Hidden Figures

Hidden Figures Symbols, Allegory and Motifs

Bathroom signs (Symbol)

In Hidden Figures, “colored” signs symbolize the indignities of segregation imposed on the West Computers. When Butler makes the decision to hire black women, “Butler took the next step, making a note to add another item to Sherwood’s seemingly endless requisition list: a metal bathroom sign bearing the words COLORED GIRLS.” These signs aren't removed from Langley until many years later. Miriam Mann steals the “COLORED COMPUTERS” signs from the Langley dining hall until the NACA stops replacing the signs. Hidden Figures mentions these signs strategically to illustrate the small reminders black computers faced: they might be brilliant mathematicians, but they're still not allowed to use a white toilet.

Sputnik (Symbol)

Sputnik was the first artificial Earth satellite, launched by the USSR in 1957. In Hidden Figures, Sputnik symbolizes America falling behind in the space race. While Langley struggles with COLORED GIRLS bathroom signs, the USSR accomplishes space flight, presaging over a decade of one-upmanship—a fight in which the US is limited by their inability to maximize on their assets, namely women and people of color whose brilliant minds are ignored.

Breaking barriers (Motif)

Breaking barriers is a motif that recurs throughout the novel. Both physical and social barriers are broken throughout. Chuck Yeager breaks the sound barrier, and Neil Armstrong sets foot on the moon. Mary Jackson's son, Levi Jr., is "the first colored boy in history" to win the peninsula's soapbox derby, and when Jackson is unable to rise further as an engineer, she changes to an administrative role, devoting the rest of her professional life to breaking that "glass ceiling" barrier for the women who follow her. Chapter 19 ends with the reflection that "the best thing about breaking a barrier was that it would never have to be broken again."

The veil (symbol)

In Hidden Figures, and in American literature more broadly, a “veil” is used as a symbol for black politeness. On page 109, Shetterly writes: "Most blacks automatically put on a mask around whites, a veil that...offered protection against the constant reminders of being at once American, and the American dilemma. It obscured the anger that blacks knew could have life-changing—even life-ending—consequences if displayed openly."

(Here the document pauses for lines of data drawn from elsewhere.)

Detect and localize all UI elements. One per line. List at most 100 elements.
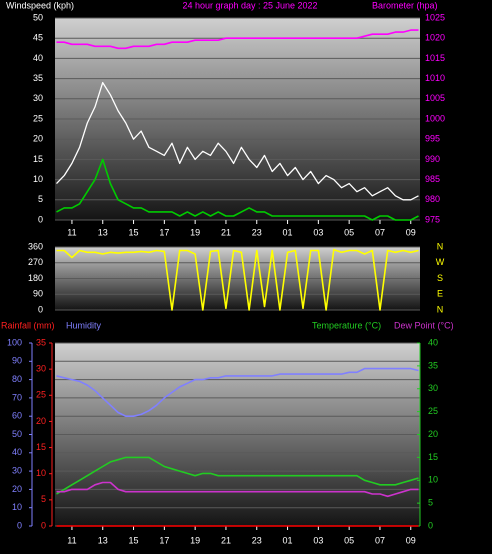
x-tick-label: 23	[252, 535, 262, 545]
y2-tick-label: 995	[425, 134, 440, 144]
x-tick-label: 03	[313, 227, 323, 237]
x-tick-label: 23	[252, 227, 262, 237]
x-tick-label: 15	[129, 535, 139, 545]
y2-tick-label: 1015	[425, 53, 445, 63]
y-tick-label: 35	[33, 73, 43, 83]
series-line	[56, 158, 419, 221]
y-axis-label: Windspeed (kph)	[6, 0, 74, 10]
y2-tick-label: 20	[428, 429, 438, 439]
y3-tick-label: 0	[41, 520, 46, 530]
y-tick-label: 30	[33, 93, 43, 103]
series-line	[56, 367, 419, 417]
x-tick-label: 13	[98, 535, 108, 545]
x-tick-label: 09	[406, 535, 416, 545]
y-tick-label: 20	[33, 134, 43, 144]
y2-tick-label: E	[437, 289, 443, 299]
y-tick-label: 5	[38, 194, 43, 204]
series-line	[56, 248, 419, 311]
x-tick-label: 01	[283, 227, 293, 237]
y3-tick-label: 15	[36, 442, 46, 452]
y-tick-label: 80	[12, 374, 22, 384]
x-tick-label: 07	[375, 227, 385, 237]
x-tick-label: 05	[344, 535, 354, 545]
y3-tick-label: 30	[36, 364, 46, 374]
y2-tick-label: 990	[425, 154, 440, 164]
y3-tick-label: 35	[36, 337, 46, 347]
y-tick-label: 0	[38, 214, 43, 224]
series-line	[56, 81, 419, 201]
y-tick-label: 25	[33, 113, 43, 123]
y2-tick-label: 1020	[425, 33, 445, 43]
x-tick-label: 09	[406, 227, 416, 237]
y-tick-label: 0	[17, 520, 22, 530]
x-tick-label: 03	[313, 535, 323, 545]
y2-axis-label: Barometer (hpa)	[372, 0, 438, 10]
y3-tick-label: 10	[36, 468, 46, 478]
y2-tick-label: W	[436, 257, 445, 267]
x-tick-label: 19	[190, 535, 200, 545]
legend-label: Rainfall (mm)	[1, 320, 55, 330]
x-tick-label: 21	[221, 227, 231, 237]
x-tick-label: 13	[98, 227, 108, 237]
x-tick-label: 11	[67, 535, 76, 545]
y-tick-label: 10	[12, 502, 22, 512]
y2-tick-label: 1005	[425, 93, 445, 103]
x-tick-label: 07	[375, 535, 385, 545]
legend-label: Temperature (°C)	[312, 320, 381, 330]
y2-tick-label: 35	[428, 360, 438, 370]
y2-tick-label: S	[437, 273, 443, 283]
y-tick-label: 40	[33, 53, 43, 63]
y3-tick-label: 5	[41, 494, 46, 504]
y2-tick-label: 1010	[425, 73, 445, 83]
y-tick-label: 30	[12, 465, 22, 475]
y-tick-label: 0	[38, 304, 43, 314]
y2-tick-label: 1025	[425, 12, 445, 22]
y2-tick-label: N	[437, 241, 444, 251]
x-tick-label: 17	[159, 227, 169, 237]
y2-tick-label: 0	[428, 520, 433, 530]
y-tick-label: 360	[28, 241, 43, 251]
y2-tick-label: N	[437, 304, 444, 314]
y-tick-label: 90	[12, 356, 22, 366]
series-line	[56, 481, 419, 498]
x-tick-label: 19	[190, 227, 200, 237]
legend-label: Humidity	[66, 320, 102, 330]
y-tick-label: 70	[12, 392, 22, 402]
y2-tick-label: 15	[428, 452, 438, 462]
y-tick-label: 45	[33, 33, 43, 43]
y2-tick-label: 975	[425, 214, 440, 224]
y2-tick-label: 30	[428, 383, 438, 393]
x-tick-label: 05	[344, 227, 354, 237]
legend-label: Dew Point (°C)	[394, 320, 454, 330]
y-tick-label: 10	[33, 174, 43, 184]
y2-tick-label: 5	[428, 498, 433, 508]
y3-tick-label: 25	[36, 390, 46, 400]
y2-tick-label: 1000	[425, 113, 445, 123]
x-tick-label: 11	[67, 227, 76, 237]
series-line	[56, 29, 419, 50]
y-tick-label: 50	[33, 12, 43, 22]
x-tick-label: 17	[159, 535, 169, 545]
y-tick-label: 100	[7, 337, 22, 347]
y2-tick-label: 25	[428, 406, 438, 416]
x-tick-label: 01	[283, 535, 293, 545]
y-tick-label: 40	[12, 447, 22, 457]
y-tick-label: 20	[12, 484, 22, 494]
y-tick-label: 60	[12, 411, 22, 421]
y-tick-label: 180	[28, 273, 43, 283]
y-tick-label: 90	[33, 289, 43, 299]
y-tick-label: 270	[28, 257, 43, 267]
series-line	[56, 456, 419, 495]
y-tick-label: 50	[12, 429, 22, 439]
y3-tick-label: 20	[36, 416, 46, 426]
y2-tick-label: 980	[425, 194, 440, 204]
chart-title: 24 hour graph day : 25 June 2022	[182, 0, 317, 10]
y-tick-label: 15	[33, 154, 43, 164]
y2-tick-label: 40	[428, 337, 438, 347]
x-tick-label: 15	[129, 227, 139, 237]
y2-tick-label: 10	[428, 475, 438, 485]
x-tick-label: 21	[221, 535, 231, 545]
y2-tick-label: 985	[425, 174, 440, 184]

Katherine Johnson's Life (Symbol)

When Johnson hand-checks the IBM computer's calculations for John Glenn's orbit of Earth, she becomes the most famous human computer at NASA, black or white. Shetterly writes that “Katherine Johnson had always been a great believer in progress, and in February 1962, once again, she became its symbol.” Johnson might not be a symbol in the novel itself, as she's one of its protagonists, but for the American people, she is a symbol of progress—though in her eyes, she was just doing her job.